Exposure scheme separates effects of electric shock and electric field for honey bees, Apis mellifera L

Mechanisms to explain disturbance of honey bee colonies under a 765-kV, 60-Hz transmission line [electric (E) field = 7 kV/m] fall into two categories: direct bee perception of enhanced in-hive E fields, and perception of shock from induced currents. The same adverse biological effects previously observed in honey bee colonies exposed under a 765-kV transmission line can be reproduced by exposing worker bees to shock or E field within elongated hive entranceways (= tunnels). Exposure to intense E field caused disturbance only if bees were in contact with a conductive substrate. E-field and shock exposure can be separated and precisely defined within tunnels, eliminating dosimetric vagaries that occur when entire hives are exposed to E field.     

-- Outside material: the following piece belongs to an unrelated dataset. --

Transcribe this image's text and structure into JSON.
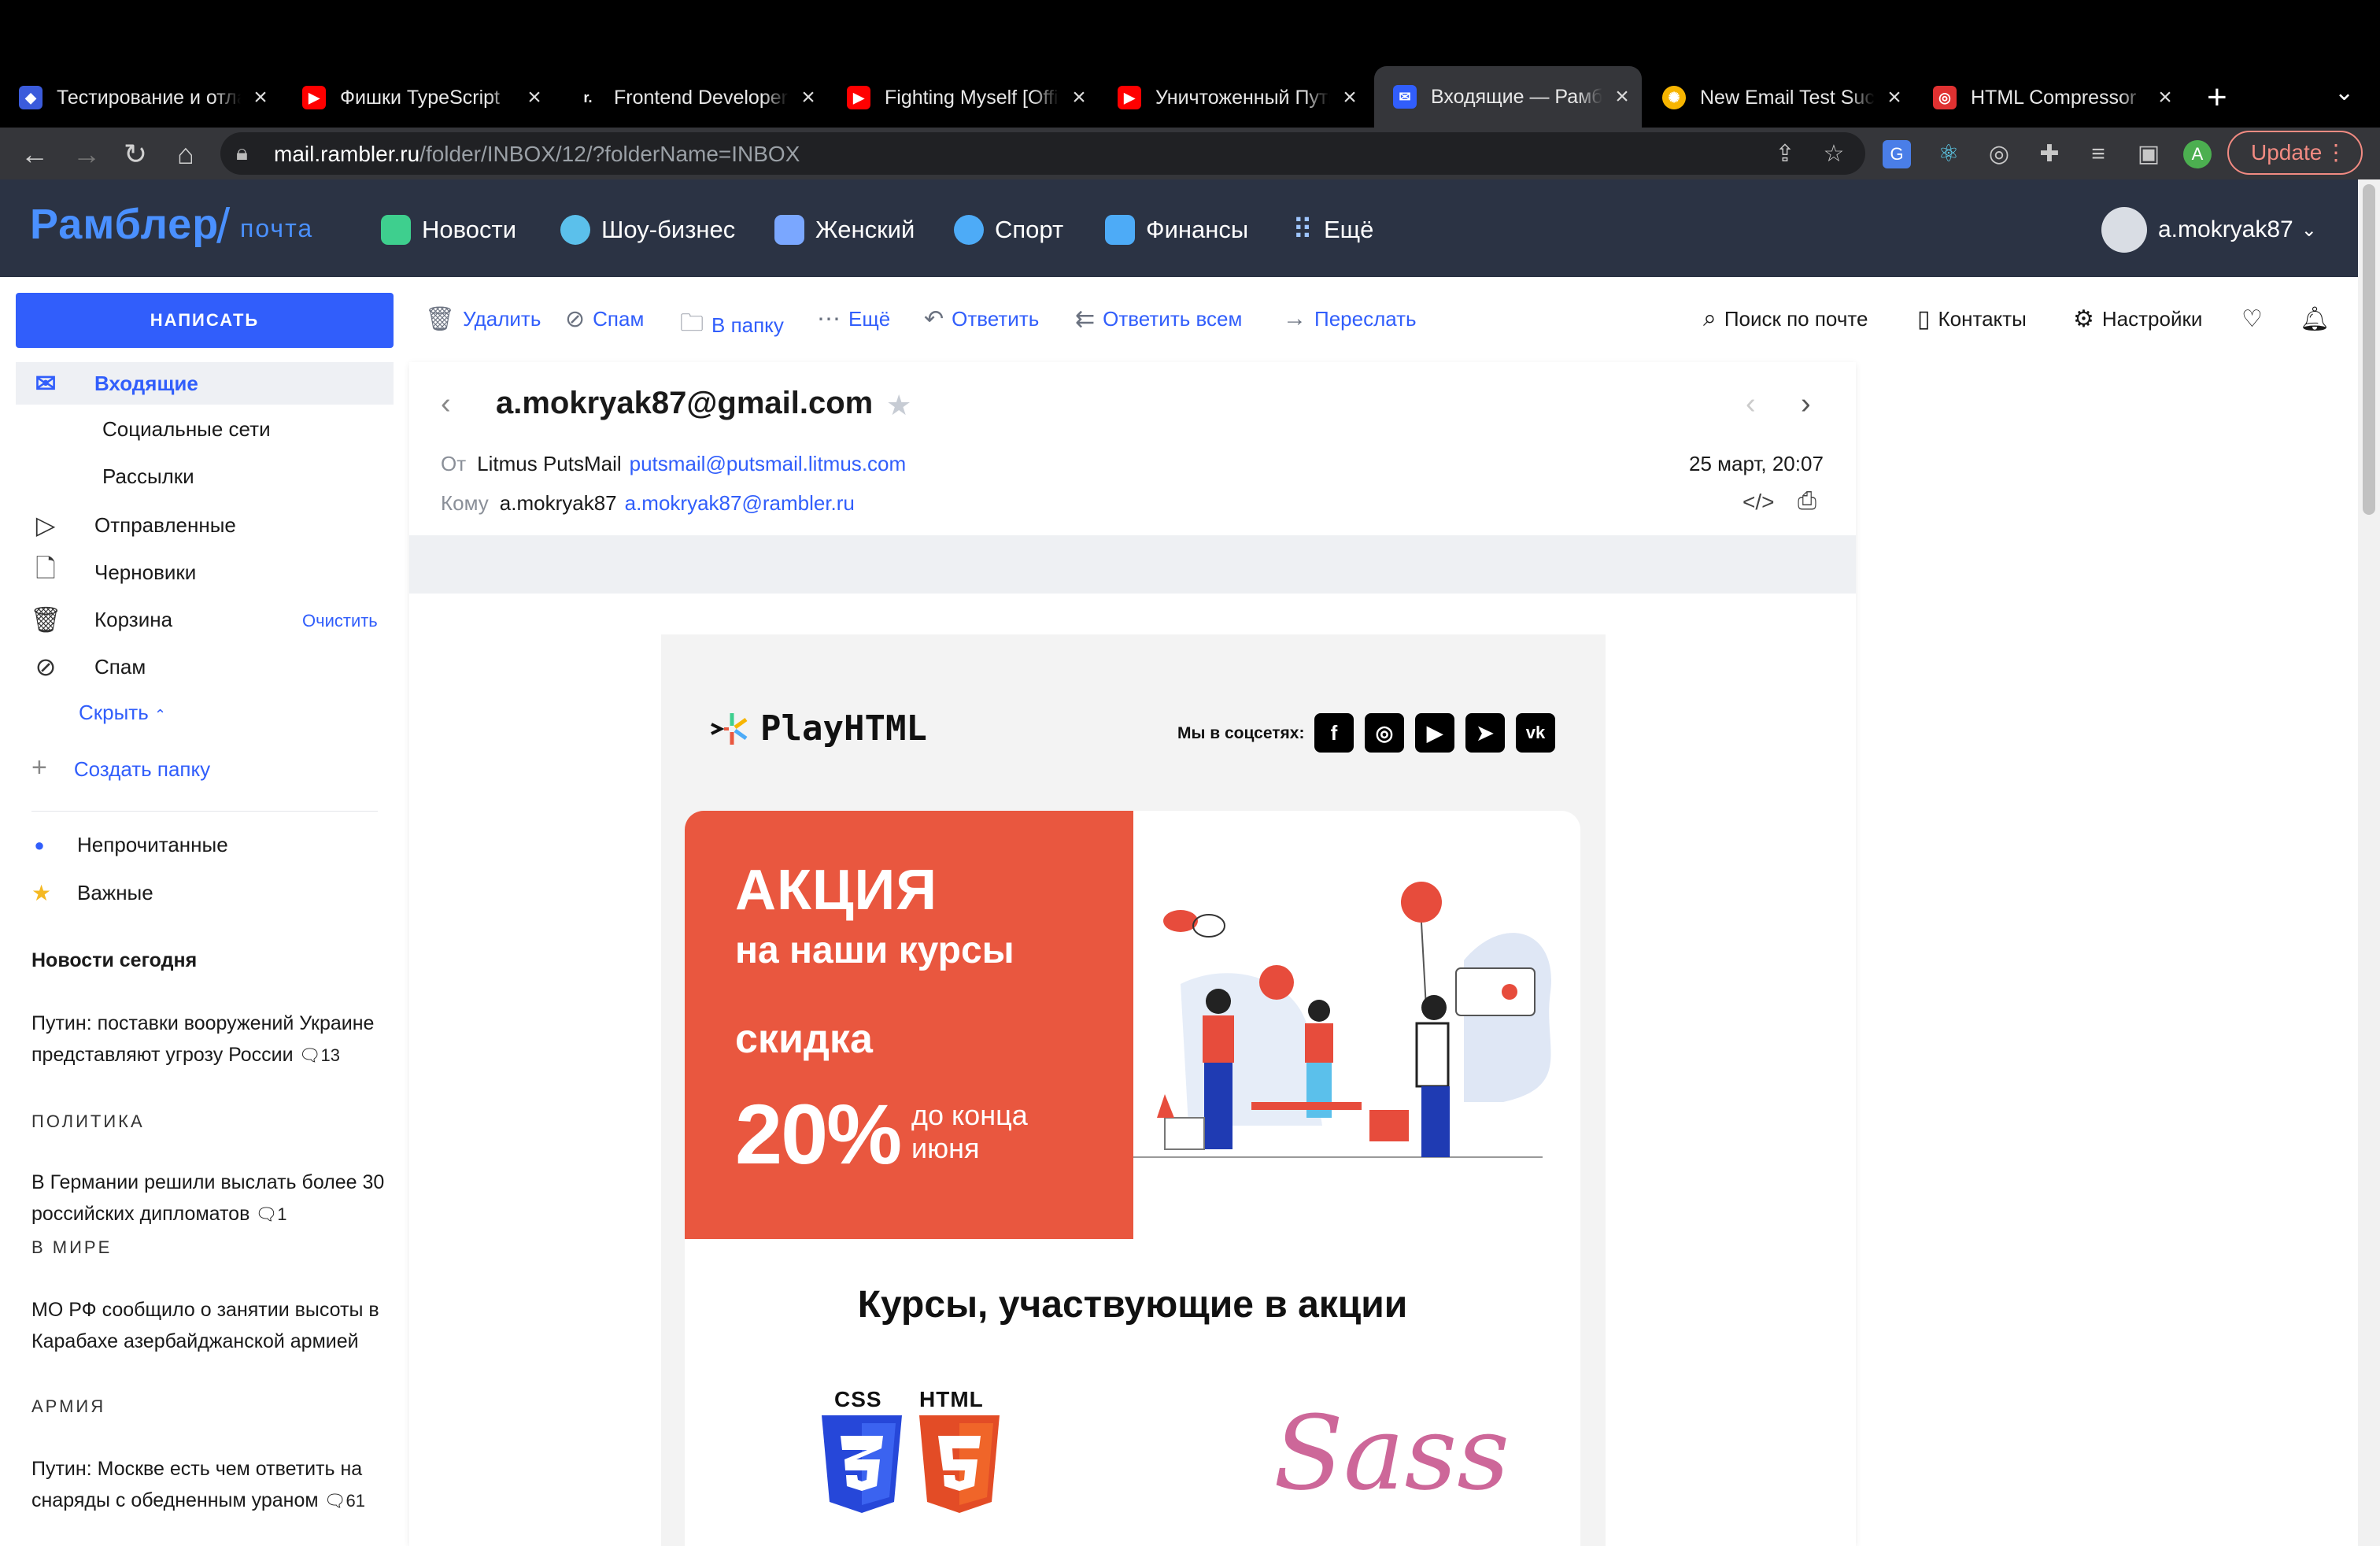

Mechanism of biological effects observed in honey bees (apis mellifera,L.) hived under extra-high-voltage transmission lines: Implications derived from bee exposure to simulated intense electric fields and shocks

This work explores mechanisms for disturbance of honey bee colonies under a 765 kV, 60-Hz transmission line [electric (E) field = 7 kV/m] observed in previous studies. Proposed mechanisms fell into two categories: direct bee perception of enhanced in-hive E fields and perception of shock from induced currents. The adverse biological effects could be reproduced in simulations where only the worker bees were exposed to shock or to E field in elongated hive entranceways (=tunnels). We now report the results of full-scale experiments using the tunnel exposure scheme, which assesses the contribution of shock and intense E field to colony disturbance. Exposure of worker bees (1,400 h) to 60-Hz E fields including 100 kV/m under moisture-free conditions within a nonconductive tunnel causes no deleterious affect on colony behavior. Exposure of bees in conductive (e.g., wet) tunnels produces bee disturbance, increased mortality, abnormal propolization, and possible impairment of colony growth. We propose that this substrate dependence of bee disturbance is the result of perception of shock from coupled body currents and enhanced current densities postulated to exist in the legs and thorax of bees on conductors. Similarly, disturbance occurs when bees are exposed to step-potential-induced currents. At 275–350 nA single bees are disturbed; at 600 nA bees begin abnormal propolization behavior; and stinging occurs at 900 nA. We conclude that biological effects seen in bee colonies under a transmission line are primarily the result of electric shock from induced hive currents. This evaluation is based on the limited effects of E-field exposure in tunnels, the observed disturbance thresholds caused by shocks in tunnels, and the ability of hives exposed under a transmission line to source currents 100–1,000 times the shock thresholds.